Громобоев, надевая шляпу, трём холуям наступил на ноги, а четвёртый сам ударился коленом о фонарный столб.
После этого ветер сорвал шляпу с Громобоева и кинул в лицо Павлику-из-Самарканда, который испугался за второй глаз и, отпрянув, ударил затылком в лицо шестого. А седьмой пошёл прочь, когда к нему за своей шляпой протянул руку Громобоев. Остальные потянулись за седьмым, но ветер погнал за ними громобоевскую шляпу. Громобоев с улыбкой побежал за шляпой, и хулиганы бросились наутёк, когда увидели его улыбку.
Потом ветер переменился и погнал шляпу в сторону Громобоева.
— Психов не перевариваю, — сказал Павлик-из-Самарканда. — Не выношу.
И побелел.
К ним приближался Громобоев. Отступать было некуда — они стояли в тупике.
— Милые дети, — сказал Громобоев. — У меня вся спина в извёстке.
И повернулся к ним спиной.
Хулиганы переглянулись, и Павлик-из-Самарканда стал рукавом чистить громобоевский пиджак.

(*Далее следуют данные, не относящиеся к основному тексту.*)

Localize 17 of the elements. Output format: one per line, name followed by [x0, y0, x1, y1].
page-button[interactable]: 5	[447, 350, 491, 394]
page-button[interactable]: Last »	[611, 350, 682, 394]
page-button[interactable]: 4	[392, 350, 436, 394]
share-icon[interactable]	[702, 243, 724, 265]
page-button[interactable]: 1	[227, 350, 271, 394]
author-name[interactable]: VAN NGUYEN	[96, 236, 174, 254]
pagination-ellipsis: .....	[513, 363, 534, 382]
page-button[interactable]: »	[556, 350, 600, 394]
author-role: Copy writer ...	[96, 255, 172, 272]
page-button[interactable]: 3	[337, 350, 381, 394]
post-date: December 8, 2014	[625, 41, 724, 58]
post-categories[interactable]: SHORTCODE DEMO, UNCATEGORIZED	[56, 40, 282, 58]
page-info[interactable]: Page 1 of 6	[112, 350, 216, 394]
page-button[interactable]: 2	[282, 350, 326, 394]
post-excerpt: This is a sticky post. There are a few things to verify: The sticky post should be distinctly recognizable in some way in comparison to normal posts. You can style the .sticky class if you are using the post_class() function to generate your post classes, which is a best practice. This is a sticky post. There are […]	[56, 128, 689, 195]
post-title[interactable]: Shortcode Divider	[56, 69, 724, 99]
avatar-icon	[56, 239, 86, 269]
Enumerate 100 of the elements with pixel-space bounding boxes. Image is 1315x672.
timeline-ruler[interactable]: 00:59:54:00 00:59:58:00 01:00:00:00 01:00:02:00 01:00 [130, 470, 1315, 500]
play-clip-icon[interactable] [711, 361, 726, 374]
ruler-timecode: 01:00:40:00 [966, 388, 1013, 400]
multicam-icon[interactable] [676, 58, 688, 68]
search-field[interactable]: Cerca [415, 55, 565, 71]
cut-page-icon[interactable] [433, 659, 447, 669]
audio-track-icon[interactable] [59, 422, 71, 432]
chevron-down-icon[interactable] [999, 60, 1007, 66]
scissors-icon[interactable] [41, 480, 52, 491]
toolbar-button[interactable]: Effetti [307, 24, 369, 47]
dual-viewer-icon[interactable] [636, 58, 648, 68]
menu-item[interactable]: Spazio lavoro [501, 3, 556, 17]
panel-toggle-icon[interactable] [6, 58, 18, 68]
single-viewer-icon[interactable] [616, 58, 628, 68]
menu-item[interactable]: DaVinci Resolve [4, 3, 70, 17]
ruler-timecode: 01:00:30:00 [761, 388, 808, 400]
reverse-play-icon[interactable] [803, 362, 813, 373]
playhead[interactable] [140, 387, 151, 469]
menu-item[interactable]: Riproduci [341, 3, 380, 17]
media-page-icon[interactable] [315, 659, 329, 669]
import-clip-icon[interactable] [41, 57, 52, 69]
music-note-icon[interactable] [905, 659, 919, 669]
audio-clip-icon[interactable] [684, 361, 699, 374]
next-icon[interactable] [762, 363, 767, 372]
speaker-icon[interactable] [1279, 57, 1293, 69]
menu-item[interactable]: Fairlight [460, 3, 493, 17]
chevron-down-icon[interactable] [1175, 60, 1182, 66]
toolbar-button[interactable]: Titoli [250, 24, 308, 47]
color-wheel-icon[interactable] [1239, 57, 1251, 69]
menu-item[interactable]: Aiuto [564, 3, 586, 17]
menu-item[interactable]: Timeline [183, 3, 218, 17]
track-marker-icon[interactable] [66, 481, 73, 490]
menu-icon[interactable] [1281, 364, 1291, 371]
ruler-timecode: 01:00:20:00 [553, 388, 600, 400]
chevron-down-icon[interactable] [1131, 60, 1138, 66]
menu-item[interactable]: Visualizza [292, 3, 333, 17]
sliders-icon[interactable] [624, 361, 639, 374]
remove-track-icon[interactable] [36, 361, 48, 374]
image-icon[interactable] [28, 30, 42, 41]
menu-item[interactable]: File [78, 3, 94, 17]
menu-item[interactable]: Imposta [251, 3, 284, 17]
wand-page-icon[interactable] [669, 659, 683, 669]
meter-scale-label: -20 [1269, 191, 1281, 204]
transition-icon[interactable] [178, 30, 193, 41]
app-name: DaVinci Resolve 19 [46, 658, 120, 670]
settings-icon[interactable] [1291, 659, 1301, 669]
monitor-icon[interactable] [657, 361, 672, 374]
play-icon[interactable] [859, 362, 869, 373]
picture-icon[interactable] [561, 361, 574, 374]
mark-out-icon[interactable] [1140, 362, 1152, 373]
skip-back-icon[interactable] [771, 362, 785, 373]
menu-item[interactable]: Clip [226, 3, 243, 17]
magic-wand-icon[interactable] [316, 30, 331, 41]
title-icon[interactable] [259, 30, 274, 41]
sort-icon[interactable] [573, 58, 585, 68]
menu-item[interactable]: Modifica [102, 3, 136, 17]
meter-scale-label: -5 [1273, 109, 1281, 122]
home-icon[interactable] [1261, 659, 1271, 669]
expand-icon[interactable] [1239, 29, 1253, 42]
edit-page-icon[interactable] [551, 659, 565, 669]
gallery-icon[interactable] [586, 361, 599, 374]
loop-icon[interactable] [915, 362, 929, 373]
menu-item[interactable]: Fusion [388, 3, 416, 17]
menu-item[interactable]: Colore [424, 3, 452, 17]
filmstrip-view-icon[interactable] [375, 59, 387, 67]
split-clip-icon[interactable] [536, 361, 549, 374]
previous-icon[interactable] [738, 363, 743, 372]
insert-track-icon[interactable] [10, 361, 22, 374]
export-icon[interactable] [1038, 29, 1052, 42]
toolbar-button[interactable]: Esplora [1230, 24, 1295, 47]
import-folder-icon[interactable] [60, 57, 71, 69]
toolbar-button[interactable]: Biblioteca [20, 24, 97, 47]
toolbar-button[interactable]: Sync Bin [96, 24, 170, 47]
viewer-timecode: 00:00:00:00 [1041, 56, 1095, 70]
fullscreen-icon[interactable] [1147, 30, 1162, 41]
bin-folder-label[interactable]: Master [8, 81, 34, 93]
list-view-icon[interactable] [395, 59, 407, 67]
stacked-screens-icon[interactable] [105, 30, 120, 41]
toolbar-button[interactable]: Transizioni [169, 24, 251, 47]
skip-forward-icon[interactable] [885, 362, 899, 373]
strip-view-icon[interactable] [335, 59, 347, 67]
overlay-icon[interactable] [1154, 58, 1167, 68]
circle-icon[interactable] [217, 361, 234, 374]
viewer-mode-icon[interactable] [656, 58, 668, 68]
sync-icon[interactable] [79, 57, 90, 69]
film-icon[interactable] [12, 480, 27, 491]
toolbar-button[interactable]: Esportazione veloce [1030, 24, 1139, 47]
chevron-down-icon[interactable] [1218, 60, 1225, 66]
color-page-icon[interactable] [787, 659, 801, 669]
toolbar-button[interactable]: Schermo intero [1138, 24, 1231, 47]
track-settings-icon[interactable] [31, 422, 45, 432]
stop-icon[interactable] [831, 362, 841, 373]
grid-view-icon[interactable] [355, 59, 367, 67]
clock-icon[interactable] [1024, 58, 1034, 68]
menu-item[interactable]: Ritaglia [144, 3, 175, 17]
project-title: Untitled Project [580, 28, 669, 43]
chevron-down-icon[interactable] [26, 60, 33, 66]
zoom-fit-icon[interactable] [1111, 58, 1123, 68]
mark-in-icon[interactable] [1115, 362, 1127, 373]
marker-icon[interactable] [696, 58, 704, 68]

Он вспомнил, где он видел Громобоева. В Москве. В Государственной Третьяковской галерее, куда он выстоял очередь и потому сразу устал в музее и сел на стул напротив портрета залысого чмыря с футбольным свистком в руке, который уставился прямо на него. Ему стало неприятно, и он ушёл из музея.
— Я ваш портрет видел, гражданин, — сказал Павлик-из-Самарканда, — в Государственной Третьяковской галерее.
— Знаю, — сказал Громобоев. — Это случайное сходство.
Но Павлик-из-Самарканда ему не поверил.
Скрипит шкаф. Минога на выход переодевается.
Тщательно выбирает бельё и прикладывает платье к округлым своим плечам.
Смотрится в зеркало, и лицо у неё расплывчатое и покорное.
Её признали и заступаются.
А про Ваську она забыла и думать. Приехал Громобоев и во всём разберётся, не даст погубить напрасно.
Громобоев спит в соседней комнате, и хотя это прямое нарушение морали и его, наверно, снимут с работы, но всё это теперь трын-трава, потому что уже давно ему пора с работы уходить, и Аичка пристроена за хорошего человека, хотя и провозвестника новой цивилизации, для которой хороши только правила, а исключения мешают и нехороши. Но исключения всё же не сдаются и считают, что и они на что-нибудь сгодятся. Не забыть бы костёр зажечь на берегу.